Maxian could not stop crying and burrowed deeper into the warm shelter of his father. The old man stood on the parapet for a long time, holding his son. The limestone walls and pillars of the ruined temple hissed with green flame and the pyre of black smoke rose higher and higher, into the darkening sky.

—|—

Krista knelt on muddy ground among the high bushes of the side garden. The day was cold and gusty, so she had tied her hair back with a scarf and wore a pair of knit breeches she had stolen from the old man. They were made of wool, dyed a dark green, and they stopped the wind far better than some flimsy tunic. She had cut an oblong hole five or six hands long out of the ground with a sharp-bladed shovel and carefully placed the turf aside. Into the little muddy hole she placed a bundle wrapped in cotton batting and string. Then she unscrewed the top of a heavy ceramic jar she had borrowed from the basement and carefully sprinkled the gray-green dust inside over the top of the bundle.

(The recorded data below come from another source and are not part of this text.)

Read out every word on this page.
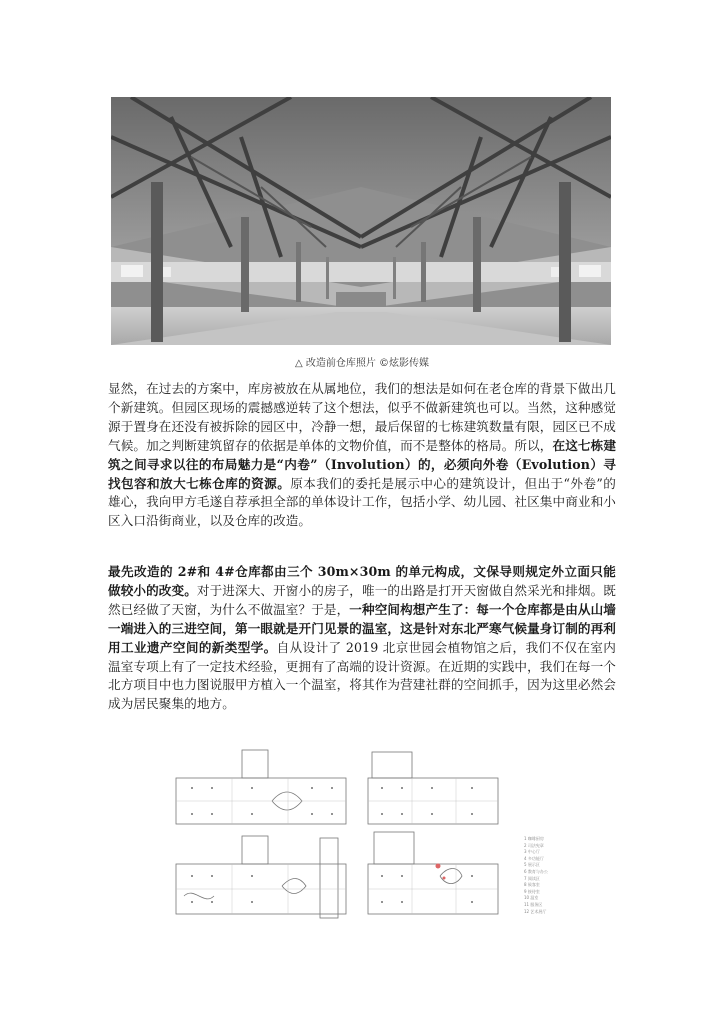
△ 改造前仓库照片 ©炫影传媒

显然，在过去的方案中，库房被放在从属地位，我们的想法是如何在老仓库的背景下做出几个新建筑。但园区现场的震撼感逆转了这个想法，似乎不做新建筑也可以。当然，这种感觉源于置身在还没有被拆除的园区中，冷静一想，最后保留的七栋建筑数量有限，园区已不成气候。加之判断建筑留存的依据是单体的文物价值，而不是整体的格局。所以，在这七栋建筑之间寻求以往的布局魅力是“内卷”（Involution）的，必须向外卷（Evolution）寻找包容和放大七栋仓库的资源。原本我们的委托是展示中心的建筑设计，但出于“外卷”的雄心，我向甲方毛遂自荐承担全部的单体设计工作，包括小学、幼儿园、社区集中商业和小区入口沿街商业，以及仓库的改造。

最先改造的 2#和 4#仓库都由三个 30m×30m 的单元构成，文保导则规定外立面只能做较小的改变。对于进深大、开窗小的房子，唯一的出路是打开天窗做自然采光和排烟。既然已经做了天窗，为什么不做温室？于是，一种空间构想产生了：每一个仓库都是由从山墙一端进入的三进空间，第一眼就是开门见景的温室，这是针对东北严寒气候量身订制的再利用工业遗产空间的新类型学。自从设计了 2019 北京世园会植物馆之后，我们不仅在室内温室专项上有了一定技术经验，更拥有了高端的设计资源。在近期的实践中，我们在每一个北方项目中也力图说服甲方植入一个温室，将其作为营建社群的空间抓手，因为这里必然会成为居民聚集的地方。

1 咖啡厨房
2 司法宪章
3 中心厅
4 多功能厅
5 展示区
6 教育与办公
7 阅读区
8 候客室
9 接待室
10 温室
11 服务区
12 艺术展厅
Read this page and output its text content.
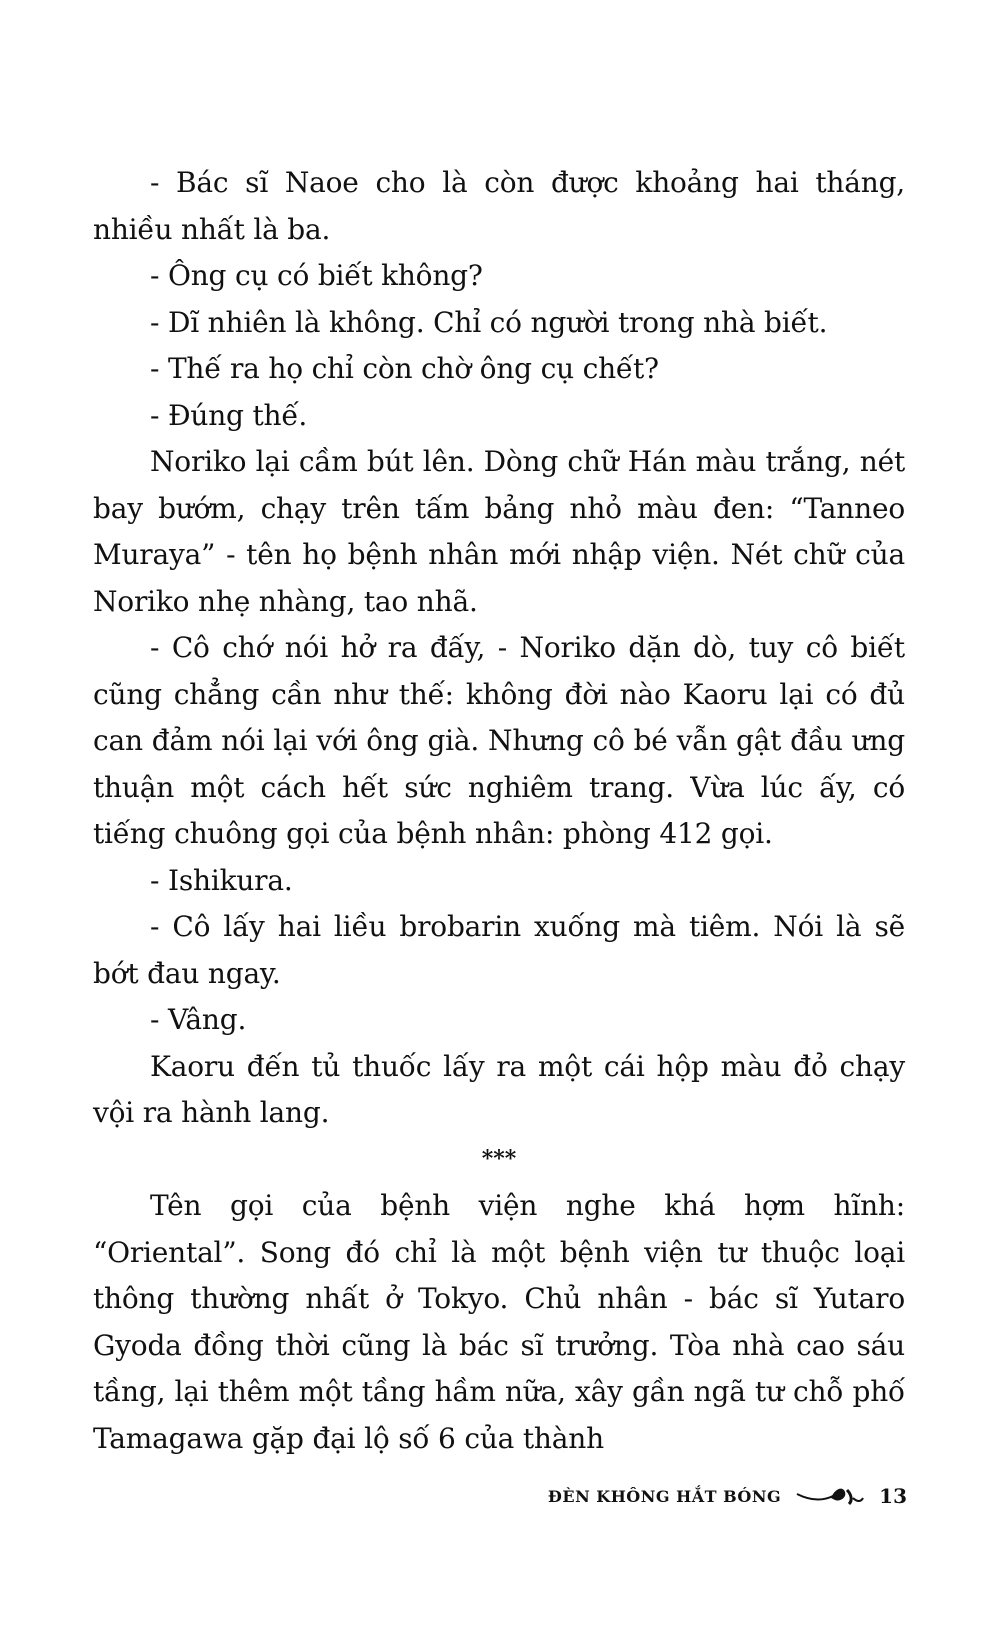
- Bác sĩ Naoe cho là còn được khoảng hai tháng, nhiều nhất là ba.

- Ông cụ có biết không?

- Dĩ nhiên là không. Chỉ có người trong nhà biết.

- Thế ra họ chỉ còn chờ ông cụ chết?

- Đúng thế.

Noriko lại cầm bút lên. Dòng chữ Hán màu trắng, nét bay bướm, chạy trên tấm bảng nhỏ màu đen: “Tanneo Muraya” - tên họ bệnh nhân mới nhập viện. Nét chữ của Noriko nhẹ nhàng, tao nhã.

- Cô chớ nói hở ra đấy, - Noriko dặn dò, tuy cô biết cũng chẳng cần như thế: không đời nào Kaoru lại có đủ can đảm nói lại với ông già. Nhưng cô bé vẫn gật đầu ưng thuận một cách hết sức nghiêm trang. Vừa lúc ấy, có tiếng chuông gọi của bệnh nhân: phòng 412 gọi.

- Ishikura.

- Cô lấy hai liều brobarin xuống mà tiêm. Nói là sẽ bớt đau ngay.

- Vâng.

Kaoru đến tủ thuốc lấy ra một cái hộp màu đỏ chạy vội ra hành lang.

***

Tên gọi của bệnh viện nghe khá hợm hĩnh: “Oriental”. Song đó chỉ là một bệnh viện tư thuộc loại thông thường nhất ở Tokyo. Chủ nhân - bác sĩ Yutaro Gyoda đồng thời cũng là bác sĩ trưởng. Tòa nhà cao sáu tầng, lại thêm một tầng hầm nữa, xây gần ngã tư chỗ phố Tamagawa gặp đại lộ số 6 của thành

ĐÈN KHÔNG HẮT BÓNG	13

There was a very sharp smell and she turned her face away while she finished. She closed the top of the jar and put it aside, then she covered the bundle with rocks.

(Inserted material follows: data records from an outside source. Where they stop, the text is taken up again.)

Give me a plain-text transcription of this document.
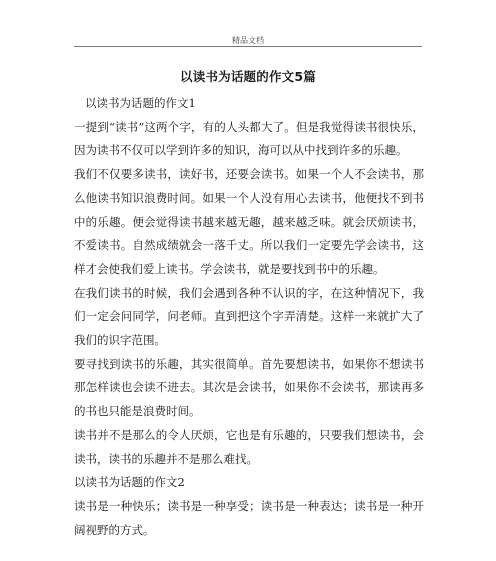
精品文档
以读书为话题的作文5篇

以读书为话题的作文1

一提到“读书”这两个字，有的人头都大了。但是我觉得读书很快乐，因为读书不仅可以学到许多的知识，海可以从中找到许多的乐趣。

我们不仅要多读书，读好书，还要会读书。如果一个人不会读书，那么他读书知识浪费时间。如果一个人没有用心去读书，他便找不到书中的乐趣。便会觉得读书越来越无趣，越来越乏味。就会厌烦读书，不爱读书。自然成绩就会一落千丈。所以我们一定要先学会读书，这样才会使我们爱上读书。学会读书，就是要找到书中的乐趣。

在我们读书的时候，我们会遇到各种不认识的字，在这种情况下，我们一定会问同学，问老师。直到把这个字弄清楚。这样一来就扩大了我们的识字范围。

要寻找到读书的乐趣，其实很简单。首先要想读书，如果你不想读书那怎样读也会读不进去。其次是会读书，如果你不会读书，那读再多的书也只能是浪费时间。

读书并不是那么的令人厌烦，它也是有乐趣的，只要我们想读书，会读书，读书的乐趣并不是那么难找。

以读书为话题的作文2

读书是一种快乐；读书是一种享受；读书是一种表达；读书是一种开阔视野的方式。
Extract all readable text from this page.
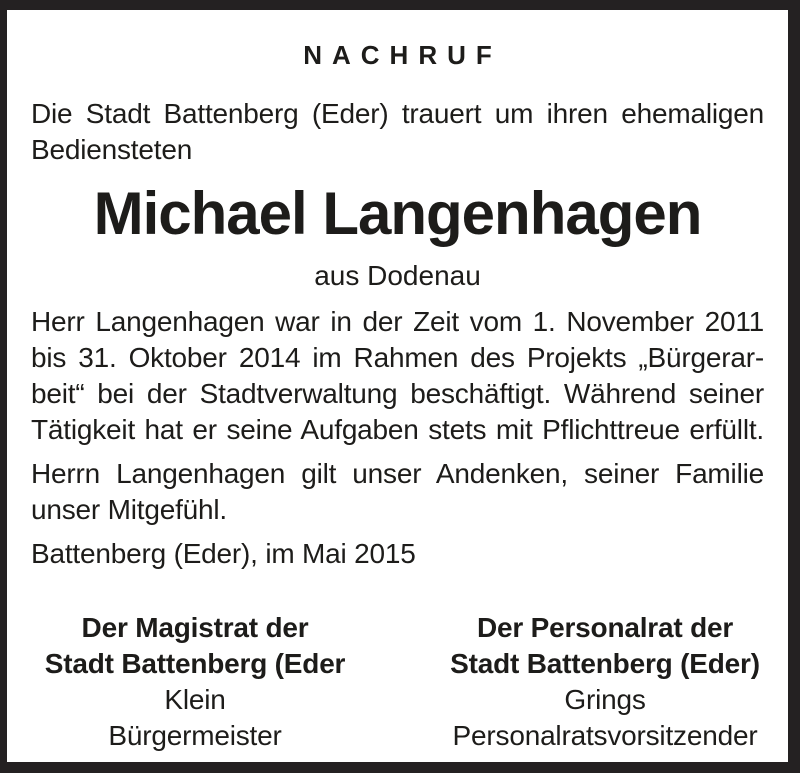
NACHRUF
Die Stadt Battenberg (Eder) trauert um ihren ehemaligen
Bediensteten
Michael Langenhagen
aus Dodenau
Herr Langenhagen war in der Zeit vom 1. November 2011
bis 31. Oktober 2014 im Rahmen des Projekts „Bürgerar-
beit“ bei der Stadtverwaltung beschäftigt. Während seiner
Tätigkeit hat er seine Aufgaben stets mit Pflichttreue erfüllt.
Herrn Langenhagen gilt unser Andenken, seiner Familie
unser Mitgefühl.
Battenberg (Eder), im Mai 2015
Der Magistrat der
Stadt Battenberg (Eder
Klein
Bürgermeister
Der Personalrat der
Stadt Battenberg (Eder)
Grings
Personalratsvorsitzender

The turf went back on over the rocks and she tamped the grass back down. Still crouching over the hole, she cleaned up the rest of her mess and put the shovel and jar back into her carrying bag. She sighed and leaned over the hidden place.

"Rest easy, little brother," she said, and made the sign of farewell and blessing. Though the grass would soon grow back over the cut turf, she sprinkled wine and wheat grains over the grave. She hoped that the little boy's spirit would find its way to the green fields beyond the Lethe. Then she slipped off through the bushes, heading for the front of the house. This time no one saw her.

—|—

"I fear that I am a poor commander for this desperate venture," Maxian said, his voice still hoarse. He sat in a wooden chair with upswept arms, covered with a quilt. His face was still pale, though he had nearly recovered all of his strength. While he still looked young, there was some shadow around his eyes that made him look far older than he had the week before. Krista sat behind him, on the edge of the bed, with the little black cat on her lap. The dead man and the Persian sat in the other chairs, but only Abdmachus seemed comfortable in them. He was sitting cross-legged after the fashion of his people.

"I have put us all at risk with a very ill-considered approach at dealing with this problem. I was thinking of this... thing... as a contagion, a disease. It is not, it is a curse, a construction of forms and patterns in the unseen world. It must be dealt with as such." Maxian raised his hand to stop Abdmachus, who started to speak.